In short, Hornberger was in the perfect position to lie and get away with it. He could easily whitewash his problematic history with the party and move on without having to take accountability for it. And as soon as Chafee asked him about it in Iowa, that’s exactly what Hornberger did, and that’s exactly the problem: this isn’t just something that happened 18-20 years ago. The fact that Hornberger has outright lied about those happenings makes it an issue today, and it brings into question his own integrity when it comes to asking for the Libertarian party’s nomination. 

And that pattern of ‘malignant dishonesty’ has continued even through this past weekend, when Hornberger brought it up on his own during a virtual debate hosted by the Libertarian Party of Kentucky. You can watch the full debate here, but about halfway through Hornberger says “As everybody knows, I got into a battle with Harry [Browne], it was an unfortunate battle, but I will say this… I don’t think anybody’s run a more principled campaign than Harry Browne.” 
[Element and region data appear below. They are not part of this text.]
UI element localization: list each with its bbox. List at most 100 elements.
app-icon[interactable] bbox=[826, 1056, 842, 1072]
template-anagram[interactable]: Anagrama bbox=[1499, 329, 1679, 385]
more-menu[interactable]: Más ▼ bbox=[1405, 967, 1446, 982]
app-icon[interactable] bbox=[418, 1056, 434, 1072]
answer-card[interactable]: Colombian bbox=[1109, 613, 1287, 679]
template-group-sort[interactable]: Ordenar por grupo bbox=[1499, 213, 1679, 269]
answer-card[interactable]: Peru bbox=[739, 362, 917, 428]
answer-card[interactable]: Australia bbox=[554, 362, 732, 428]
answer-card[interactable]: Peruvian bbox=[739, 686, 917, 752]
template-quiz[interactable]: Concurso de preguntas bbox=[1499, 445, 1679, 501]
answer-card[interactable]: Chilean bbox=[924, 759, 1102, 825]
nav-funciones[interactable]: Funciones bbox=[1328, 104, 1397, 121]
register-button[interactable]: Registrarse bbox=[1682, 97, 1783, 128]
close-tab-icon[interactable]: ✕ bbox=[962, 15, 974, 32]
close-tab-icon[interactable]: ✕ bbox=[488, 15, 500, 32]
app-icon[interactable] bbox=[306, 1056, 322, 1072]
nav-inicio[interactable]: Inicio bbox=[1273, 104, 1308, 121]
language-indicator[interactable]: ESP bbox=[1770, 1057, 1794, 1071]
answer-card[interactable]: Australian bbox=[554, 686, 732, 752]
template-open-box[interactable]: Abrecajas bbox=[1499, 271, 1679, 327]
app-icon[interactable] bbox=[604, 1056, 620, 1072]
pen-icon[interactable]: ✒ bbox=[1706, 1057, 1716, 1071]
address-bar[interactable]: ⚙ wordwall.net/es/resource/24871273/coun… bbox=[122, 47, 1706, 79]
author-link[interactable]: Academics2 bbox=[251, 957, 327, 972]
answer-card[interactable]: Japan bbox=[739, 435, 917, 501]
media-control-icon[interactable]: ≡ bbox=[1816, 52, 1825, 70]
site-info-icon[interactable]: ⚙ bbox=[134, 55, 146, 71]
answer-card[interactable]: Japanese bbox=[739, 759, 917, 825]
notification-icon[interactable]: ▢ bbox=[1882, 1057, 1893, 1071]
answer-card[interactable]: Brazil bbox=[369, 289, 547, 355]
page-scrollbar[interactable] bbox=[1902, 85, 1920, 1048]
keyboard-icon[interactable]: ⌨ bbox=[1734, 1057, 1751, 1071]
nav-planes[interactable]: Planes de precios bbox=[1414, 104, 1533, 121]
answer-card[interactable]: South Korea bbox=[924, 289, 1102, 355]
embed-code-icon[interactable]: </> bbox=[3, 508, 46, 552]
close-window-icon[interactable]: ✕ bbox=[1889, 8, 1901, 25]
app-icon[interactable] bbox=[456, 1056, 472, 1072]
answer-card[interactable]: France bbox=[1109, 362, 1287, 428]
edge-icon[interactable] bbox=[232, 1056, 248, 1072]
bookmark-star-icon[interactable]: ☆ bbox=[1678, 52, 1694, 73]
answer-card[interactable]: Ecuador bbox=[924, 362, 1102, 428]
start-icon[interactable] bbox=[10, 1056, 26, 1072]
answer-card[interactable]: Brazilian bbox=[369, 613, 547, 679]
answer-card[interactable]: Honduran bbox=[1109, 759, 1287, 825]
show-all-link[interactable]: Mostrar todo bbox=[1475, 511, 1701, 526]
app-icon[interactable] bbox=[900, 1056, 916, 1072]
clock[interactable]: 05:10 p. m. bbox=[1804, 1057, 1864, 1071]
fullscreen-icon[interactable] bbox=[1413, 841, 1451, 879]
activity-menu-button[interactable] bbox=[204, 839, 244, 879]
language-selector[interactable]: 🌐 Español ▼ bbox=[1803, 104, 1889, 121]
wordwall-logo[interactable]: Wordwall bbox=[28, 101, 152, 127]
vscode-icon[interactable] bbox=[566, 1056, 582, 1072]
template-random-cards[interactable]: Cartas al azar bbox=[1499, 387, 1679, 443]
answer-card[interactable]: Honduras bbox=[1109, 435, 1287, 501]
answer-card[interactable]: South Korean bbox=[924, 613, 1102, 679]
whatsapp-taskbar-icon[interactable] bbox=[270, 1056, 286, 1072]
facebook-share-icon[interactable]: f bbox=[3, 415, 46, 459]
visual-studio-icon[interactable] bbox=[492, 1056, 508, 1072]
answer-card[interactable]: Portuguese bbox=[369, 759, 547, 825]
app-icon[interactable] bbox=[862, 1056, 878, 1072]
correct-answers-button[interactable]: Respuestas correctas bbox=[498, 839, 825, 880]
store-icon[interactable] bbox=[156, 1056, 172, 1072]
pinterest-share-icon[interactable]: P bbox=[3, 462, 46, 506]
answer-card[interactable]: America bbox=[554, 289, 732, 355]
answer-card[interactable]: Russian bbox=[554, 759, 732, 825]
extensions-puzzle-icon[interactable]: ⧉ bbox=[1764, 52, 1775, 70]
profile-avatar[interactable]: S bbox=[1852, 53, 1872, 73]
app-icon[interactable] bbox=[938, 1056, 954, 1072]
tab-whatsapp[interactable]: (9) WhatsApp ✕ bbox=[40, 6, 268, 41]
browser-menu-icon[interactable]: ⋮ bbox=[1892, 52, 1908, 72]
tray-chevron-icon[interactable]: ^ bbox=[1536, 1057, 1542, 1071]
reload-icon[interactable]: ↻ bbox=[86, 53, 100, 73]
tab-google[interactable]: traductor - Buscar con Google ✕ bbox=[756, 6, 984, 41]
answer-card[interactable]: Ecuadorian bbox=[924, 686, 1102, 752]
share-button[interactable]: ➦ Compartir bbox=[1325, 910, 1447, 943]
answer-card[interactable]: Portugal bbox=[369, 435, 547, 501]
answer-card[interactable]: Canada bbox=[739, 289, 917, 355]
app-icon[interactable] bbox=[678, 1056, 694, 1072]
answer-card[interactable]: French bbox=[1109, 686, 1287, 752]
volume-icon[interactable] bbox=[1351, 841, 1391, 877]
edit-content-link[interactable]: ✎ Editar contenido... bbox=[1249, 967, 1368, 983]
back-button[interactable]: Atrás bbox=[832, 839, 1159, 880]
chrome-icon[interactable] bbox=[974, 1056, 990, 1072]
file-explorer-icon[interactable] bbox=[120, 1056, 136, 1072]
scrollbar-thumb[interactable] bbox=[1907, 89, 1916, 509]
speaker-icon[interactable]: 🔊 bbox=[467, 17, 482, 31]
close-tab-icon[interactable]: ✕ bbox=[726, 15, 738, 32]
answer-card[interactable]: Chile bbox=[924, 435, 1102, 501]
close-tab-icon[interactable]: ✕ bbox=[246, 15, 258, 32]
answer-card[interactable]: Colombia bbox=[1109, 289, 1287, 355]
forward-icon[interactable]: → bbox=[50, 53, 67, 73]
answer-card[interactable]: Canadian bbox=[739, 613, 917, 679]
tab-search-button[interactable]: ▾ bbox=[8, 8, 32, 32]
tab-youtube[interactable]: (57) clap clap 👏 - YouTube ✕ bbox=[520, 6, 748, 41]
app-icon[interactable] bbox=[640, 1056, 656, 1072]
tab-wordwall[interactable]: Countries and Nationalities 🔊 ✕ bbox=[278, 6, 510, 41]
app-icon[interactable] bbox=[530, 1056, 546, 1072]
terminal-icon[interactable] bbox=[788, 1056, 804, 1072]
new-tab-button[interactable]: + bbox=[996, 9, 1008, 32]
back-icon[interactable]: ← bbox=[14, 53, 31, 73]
This is yet another statement of Hornberger’s that is easily proved to be a lie. Hornberger wrote at the time, and still has it proudly displayed on his website, an essay in which he accuses Browne of compromising his principles and being Republican-lite, an attack that Hornberger has since levied at Justin Amash as well. Indeed, this is a troubling pattern of someone who seems incapable of being consistently honest. 

Now, the revelation of all of this information will undoubtedly anger some of Hornberger’s more staunch supporters, but it’s important for me to stress that this is not done out of some vendetta. In truth, I had never heard of Hornberger until he announced his 2020 campaign, so I did my own research to see who he was. That kicked off a process in which I discovered an unsettling pattern of behavior on his part, and as the Libertarian national convention draws near (despite its recent postponement), I feel the need to present this to the public, and more specifically to those who will be selecting the nominee at said convention. 

In imagining the kinds of responses to this article, I’m reminded of a quote from Ayn Rand’s The Fountainhead. In a conversation between two characters, Dominique Francon says to Gail Wynand, “The hardest thing to explain is the glaringly evident which everybody has decided not to see.” 

In the case of Jacob Hornberger, most of his problematic behavior is open to the public, especially now. And people have two choices on what to do with this information: they can ignore it, in which case they don’t have to do anything about it, or they can acknowledge that it is glaringly evident that Hornberger lacks the integrity that ought to be required of the presidential nominee for the party of principle. In true libertarian fashion, that decision will be left up to the individual.